So I am currently in my first semester Accelerated BSN program and I am not doing well. It seems like everyone in the program has a previous medical background or bachelors degree in a scientific field (the program is designed for people who have a previous bachelors degree in something other than nursing, hence the accelerated pace ...to get the degree as quick as possible). I'm also a single mom to a 2-year old and I feel like the stress of taking care of my daughter while doing this extremely fast-paced program is killing me.
I'm worried if I fail, I won't be able to apply to another program because other admissions committees of schools will see and automatically toss my application. Pretty sure you can't expunge an academic record so I don't see any way of explaining myself out of this.
I really need some advice here from anyone who has been in this situation or if you know of anyone who was and what they did. Should I continue with the program and see if I pass or not? If I fail, am I totally screwed? Please be honest. I had all A's and A-'s in my prerequisites but now I'm worried these grades will really screw me up.
Should I consider an associates degree nursing program or regular paced BSN? I really want to be a nurse and I don't want to screw up a second time. I live in Florida so if anyone is familiar with Florida schools that are easier to get through than others, I would be so appreciative if you could let me know which ones. Clearly I didn't do my homework reading up on schools before I jumped into this :/
Thank you in advance for all your help and suggestions.
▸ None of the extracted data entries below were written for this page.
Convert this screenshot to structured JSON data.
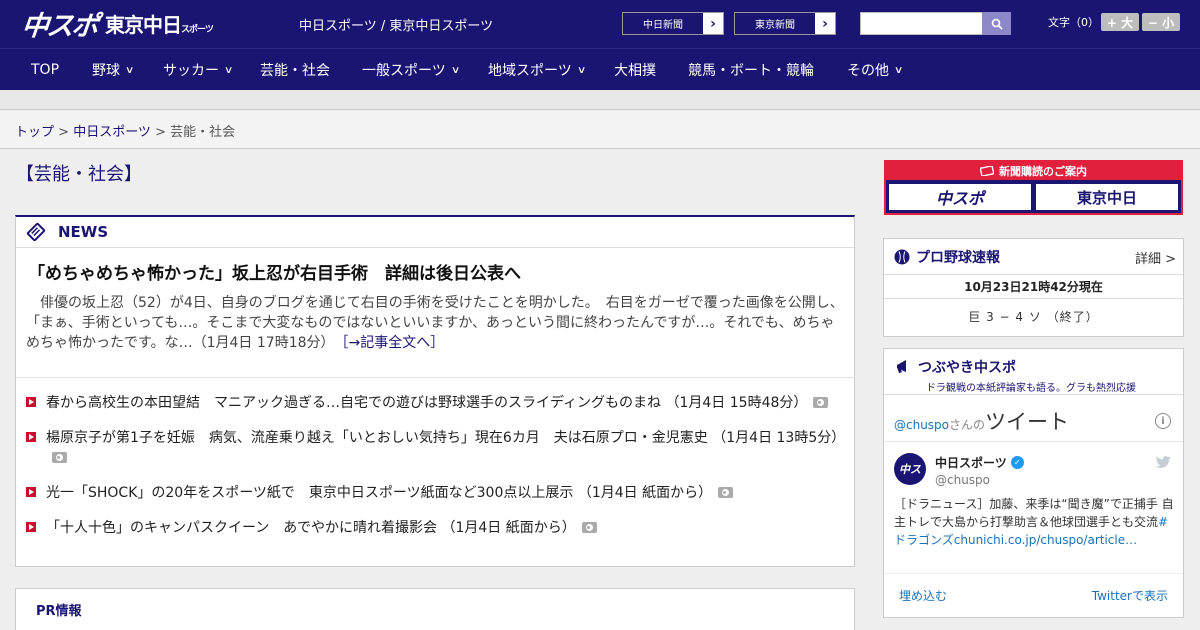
{
  "header": {
    "logo_main": "中スポ",
    "logo_sub": "東京中日",
    "logo_sub_small": "スポーツ",
    "tagline": "中日スポーツ / 東京中日スポーツ",
    "paper_buttons": [
      {
        "label": "中日新聞"
      },
      {
        "label": "東京新聞"
      }
    ],
    "search_placeholder": "",
    "font_size_label": "文字（0）",
    "font_bigger": "+ 大",
    "font_smaller": "− 小"
  },
  "nav": {
    "items": [
      {
        "label": "TOP",
        "dropdown": false
      },
      {
        "label": "野球",
        "dropdown": true
      },
      {
        "label": "サッカー",
        "dropdown": true
      },
      {
        "label": "芸能・社会",
        "dropdown": false
      },
      {
        "label": "一般スポーツ",
        "dropdown": true
      },
      {
        "label": "地域スポーツ",
        "dropdown": true
      },
      {
        "label": "大相撲",
        "dropdown": false
      },
      {
        "label": "競馬・ボート・競輪",
        "dropdown": false
      },
      {
        "label": "その他",
        "dropdown": true
      }
    ],
    "chevron": "∨"
  },
  "breadcrumb": {
    "home": "トップ",
    "sep": " > ",
    "section": "中日スポーツ",
    "current": "芸能・社会"
  },
  "page_title": "【芸能・社会】",
  "news": {
    "heading": "NEWS",
    "lead": {
      "title": "「めちゃめちゃ怖かった」坂上忍が右目手術　詳細は後日公表へ",
      "body": "俳優の坂上忍（52）が4日、自身のブログを通じて右目の手術を受けたことを明かした。　右目をガーゼで覆った画像を公開し、「まぁ、手術といっても…。そこまで大変なものではないといいますか、あっという間に終わったんですが…。それでも、めちゃめちゃ怖かったです。な…",
      "meta": "（1月4日 17時18分）",
      "more": "［→記事全文へ］"
    },
    "items": [
      {
        "text": "春から高校生の本田望結　マニアック過ぎる…自宅での遊びは野球選手のスライディングものまね",
        "meta": "（1月4日 15時48分）",
        "photo": true
      },
      {
        "text": "楊原京子が第1子を妊娠　病気、流産乗り越え「いとおしい気持ち」現在6カ月　夫は石原プロ・金児憲史",
        "meta": "（1月4日 13時5分）",
        "photo": true
      },
      {
        "text": "光一「SHOCK」の20年をスポーツ紙で　東京中日スポーツ紙面など300点以上展示",
        "meta": "（1月4日 紙面から）",
        "photo": true
      },
      {
        "text": "「十人十色」のキャンパスクイーン　あでやかに晴れ着撮影会",
        "meta": "（1月4日 紙面から）",
        "photo": true
      }
    ]
  },
  "pr": {
    "label": "PR情報"
  },
  "sidebar": {
    "subscribe": {
      "title": "新聞購読のご案内",
      "btn1": "中スポ",
      "btn2": "東京中日"
    },
    "baseball": {
      "title": "プロ野球速報",
      "detail": "詳細 >",
      "time": "10月23日21時42分現在",
      "score": "巨 3 − 4 ソ （終了）"
    },
    "tweets": {
      "title": "つぶやき中スポ",
      "subtitle": "ドラ観戦の本紙評論家も語る。グラも熱烈応援",
      "account_link": "@chuspo",
      "account_suffix": "さんの",
      "heading_big": "ツイート",
      "name": "中日スポーツ",
      "handle": "@chuspo",
      "text": "［ドラニュース］加藤、来季は“聞き魔”で正捕手 自主トレで大島から打撃助言＆他球団選手とも交流",
      "link": "#ドラゴンズchunichi.co.jp/chuspo/article…",
      "embed": "埋め込む",
      "view_on_twitter": "Twitterで表示"
    }
  },
  "colors": {
    "brand_navy": "#1a1573",
    "accent_red": "#c8102e"
  }
}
It's not impossible to get into another nursing program if you are dismissed from one it seems, though it would be more difficult. It's also going to depend on what area you are looking at. A lot of the state universities in FL have a good number of applicants and are fairly competitive, so I'm not sure about those.
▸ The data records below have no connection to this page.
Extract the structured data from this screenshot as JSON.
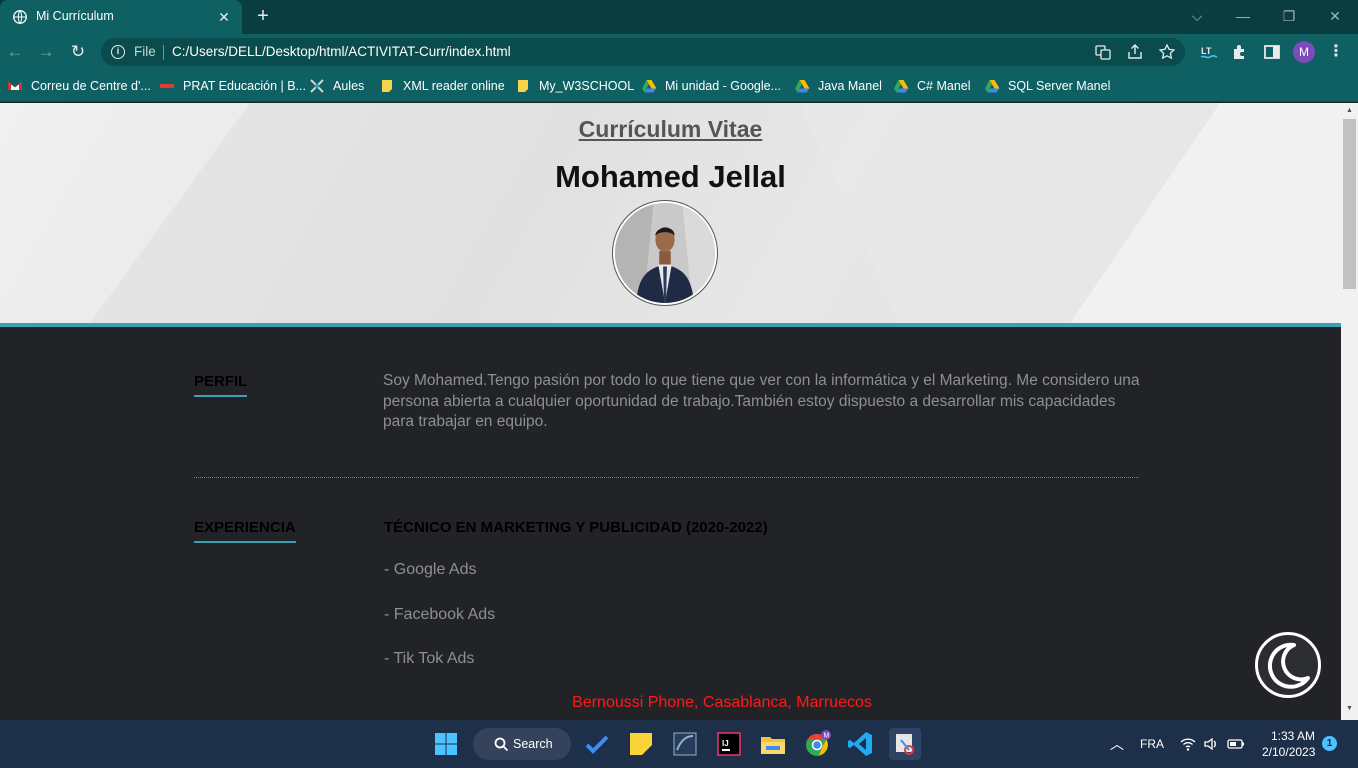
{
  "browser": {
    "tab": {
      "title": "Mi Currículum",
      "close": "✕"
    },
    "new_tab": "+",
    "window_controls": [
      "⌵",
      "—",
      "❐",
      "✕"
    ],
    "nav": {
      "back": "←",
      "forward": "→",
      "reload": "↻"
    },
    "omnibox": {
      "scheme_label": "File",
      "url": "C:/Users/DELL/Desktop/html/ACTIVITAT-Curr/index.html"
    },
    "profile_initial": "M",
    "bookmarks": [
      {
        "label": "Correu de Centre d'...",
        "icon": "gmail-icon"
      },
      {
        "label": "PRAT Educación | B...",
        "icon": "prat-icon"
      },
      {
        "label": "Aules",
        "icon": "aules-icon"
      },
      {
        "label": "XML reader online",
        "icon": "note-icon"
      },
      {
        "label": "My_W3SCHOOL",
        "icon": "note-icon"
      },
      {
        "label": "Mi unidad - Google...",
        "icon": "drive-icon"
      },
      {
        "label": "Java Manel",
        "icon": "drive-icon"
      },
      {
        "label": "C# Manel",
        "icon": "drive-icon"
      },
      {
        "label": "SQL Server Manel",
        "icon": "drive-icon"
      }
    ]
  },
  "page": {
    "title": "Currículum Vitae",
    "name": "Mohamed Jellal",
    "profile": {
      "heading": "PERFIL",
      "text": "Soy Mohamed.Tengo pasión por todo lo que tiene que ver con la informática y el Marketing. Me considero una persona abierta a cualquier oportunidad de trabajo.También estoy dispuesto a desarrollar mis capacidades para trabajar en equipo."
    },
    "experience": {
      "heading": "EXPERIENCIA",
      "job_title": "TÉCNICO EN MARKETING Y PUBLICIDAD (2020-2022)",
      "duties": [
        "- Google Ads",
        "- Facebook Ads",
        "- Tik Tok Ads"
      ]
    },
    "address": "Bernoussi Phone, Casablanca, Marruecos"
  },
  "taskbar": {
    "search_label": "Search",
    "language": "FRA",
    "time": "1:33 AM",
    "date": "2/10/2023",
    "notification_count": "1"
  },
  "colors": {
    "accent": "#3aa0b6",
    "browser_frame": "#0f6063",
    "page_background": "#222327",
    "address_text": "#ff1a1a"
  }
}
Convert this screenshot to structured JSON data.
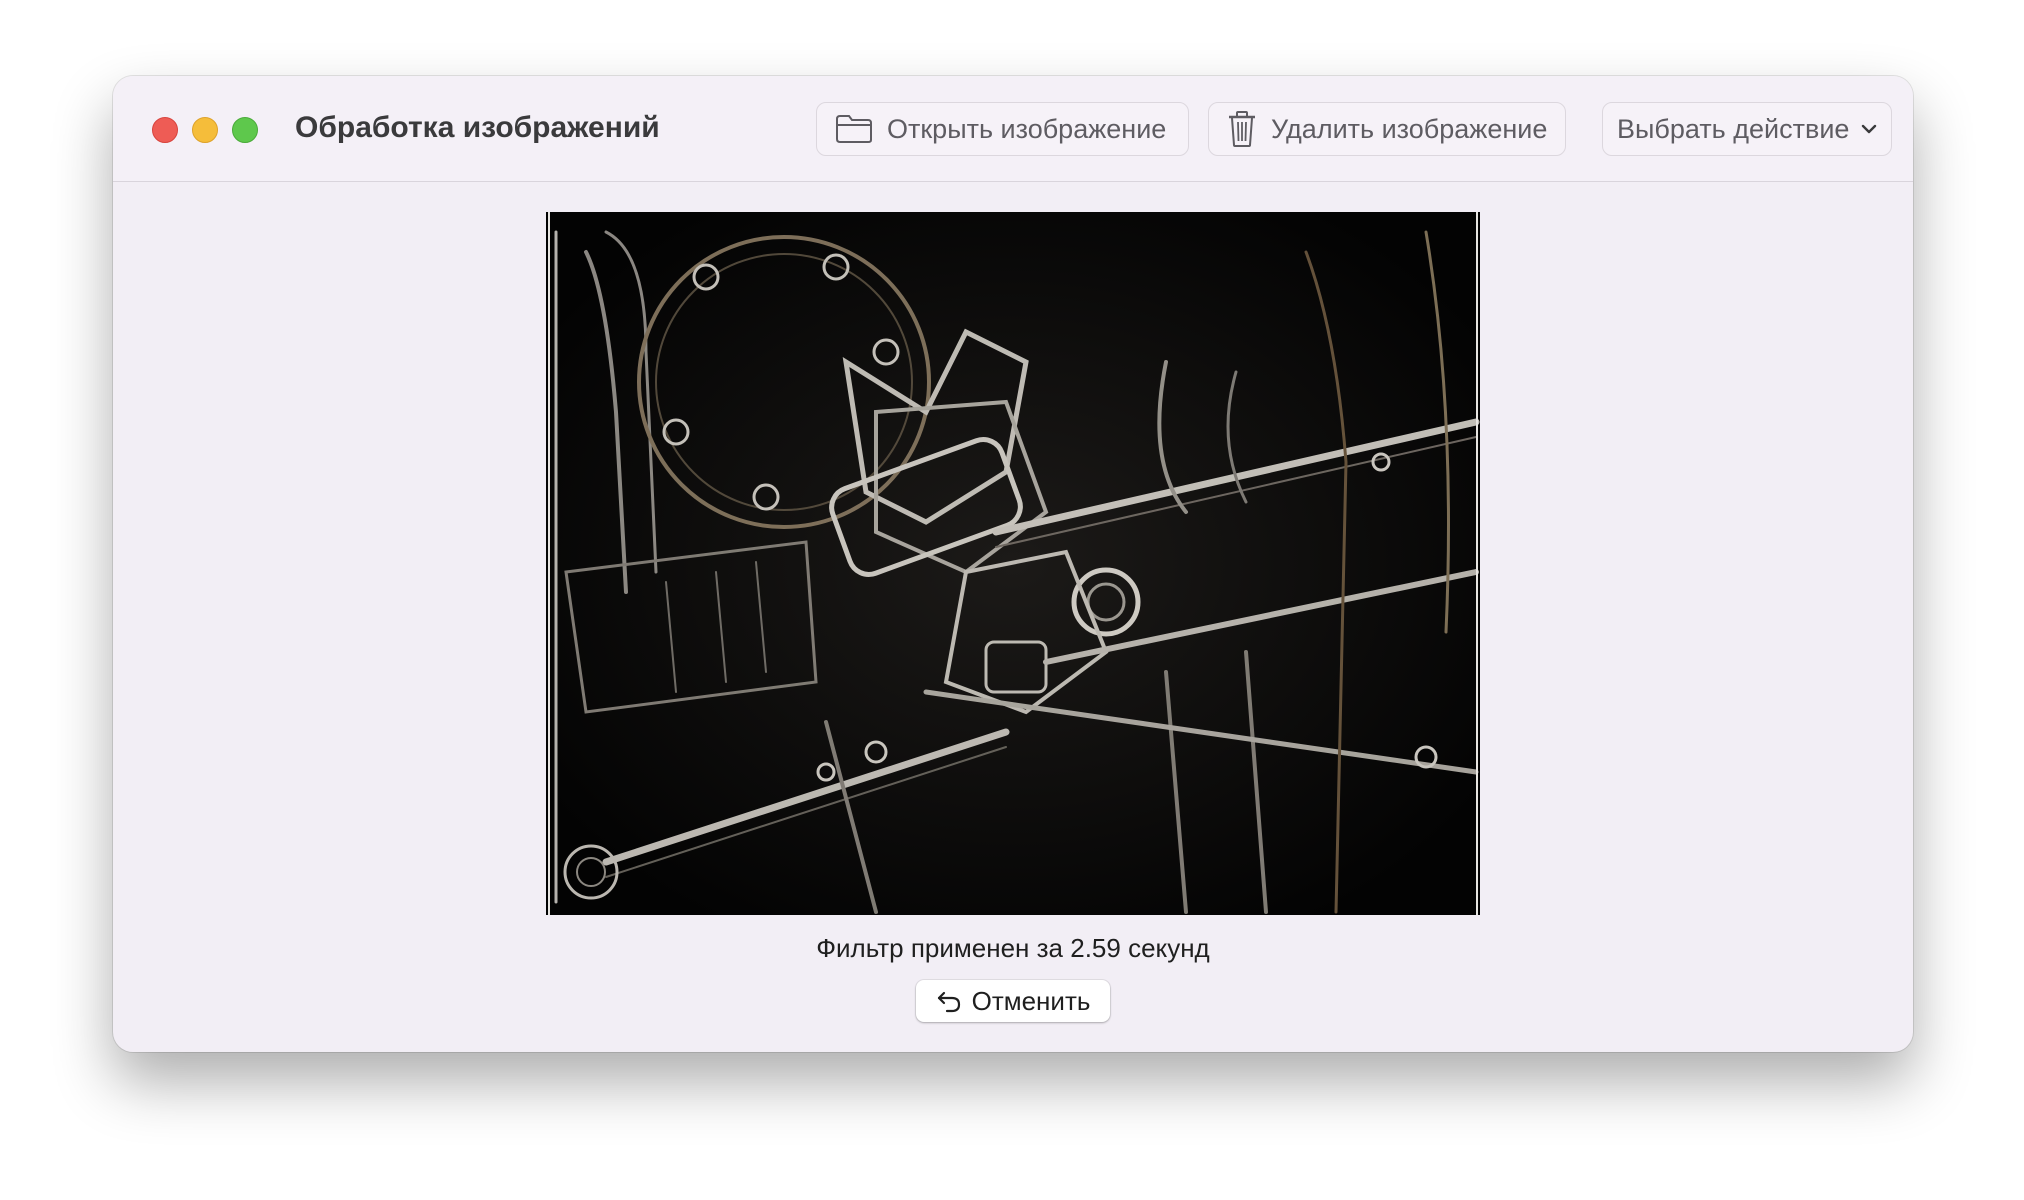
{
  "window": {
    "title": "Обработка изображений",
    "controls": [
      "close",
      "minimize",
      "zoom"
    ]
  },
  "toolbar": {
    "open_label": "Открыть изображение",
    "open_icon": "folder-icon",
    "delete_label": "Удалить изображение",
    "delete_icon": "trash-icon",
    "action_label": "Выбрать действие",
    "action_icon": "chevron-down-icon"
  },
  "content": {
    "image_description_icon": "processed-image",
    "status": "Фильтр применен за 2.59 секунд",
    "undo_label": "Отменить",
    "undo_icon": "undo-arrow-icon"
  },
  "colors": {
    "close": "#ee5c55",
    "minimize": "#f5bd3a",
    "zoom": "#5ec84c",
    "window_bg": "#f2eef5"
  }
}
One thing I'd say is to talk to an adviser and one of the staff in the nursing program to see your options. Maybe they can help you with resources to be able to better deal with the pace, or they can give you what options you have regarding quitting the program. They might be able to help you leave the program without it being considered a "fail" or a "dismissal" (in my program, at least, if you quit or take a leave of absence while you are making a failing grade in a course, they consider it failing the class), which would be better for future applications to other programs.
If you have difficulty with the pace of an accelerated program, then yeah, I'd definitely say focus on regular pace programs. Then, if asked why you left your current program, you would be able to cite that you felt like the pace of a regular program would fit better with your life and your learning style.
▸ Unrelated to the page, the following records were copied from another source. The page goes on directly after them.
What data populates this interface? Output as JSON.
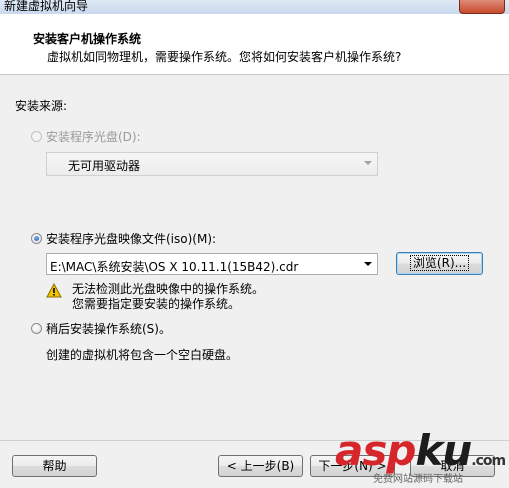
{
  "window": {
    "title": "新建虚拟机向导"
  },
  "header": {
    "title": "安装客户机操作系统",
    "subtitle": "虚拟机如同物理机，需要操作系统。您将如何安装客户机操作系统?"
  },
  "install_source_label": "安装来源:",
  "options": {
    "disc": {
      "label": "安装程序光盘(D):",
      "selected": false,
      "enabled": false,
      "drive_value": "无可用驱动器"
    },
    "iso": {
      "label": "安装程序光盘映像文件(iso)(M):",
      "selected": true,
      "enabled": true,
      "path_value": "E:\\MAC\\系统安装\\OS X 10.11.1(15B42).cdr",
      "browse_label": "浏览(R)...",
      "warning_line1": "无法检测此光盘映像中的操作系统。",
      "warning_line2": "您需要指定要安装的操作系统。"
    },
    "later": {
      "label": "稍后安装操作系统(S)。",
      "selected": false,
      "enabled": true,
      "description": "创建的虚拟机将包含一个空白硬盘。"
    }
  },
  "footer": {
    "help_label": "帮助",
    "back_label": "< 上一步(B)",
    "next_label": "下一步(N) >",
    "cancel_label": "取消"
  },
  "watermark": {
    "text_red": "asp",
    "text_dark": "ku",
    "tagline": "免费网站源码下载站",
    "domain": ".com"
  },
  "colors": {
    "accent_radio": "#1c4f9c",
    "warning_yellow": "#f5c400",
    "watermark_red": "#d7262b"
  }
}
Most nursing schools do not dismiss students after their first failure. They are given a second chance the following semester. I had two classmates fail our first Med/Surg class in my ABSN program. Since we only had one ABSN group per year, they were given the opportunity to enter the traditional BSN program the following semester in order to continue on in Nursing school.
Which school are you attending? I am looking into an ASBN program in FL... you post makes me a little nervous.
Well now I can see why you asked about "easier" nursing schools in your other post. Other (good) nursing schools won't be easier content wise, but a traditional paced nursing program may be less "rigorous" in the fact that it doesn't move as quickly and you get a little more time to learn content. You may have to suck it up and power through this semester anyway. But your first step would probably be making a visit/calling other nursing programs
in your area and see if they'd take you and your credits. Often this entirely dependent if they have an opening in their program (someone has to drop out or fail out and leaves a vacant spot you can take). If you fail out you may be facing an uphill battle getting back into a nursing program. Try to power through at least this semester. Good luck.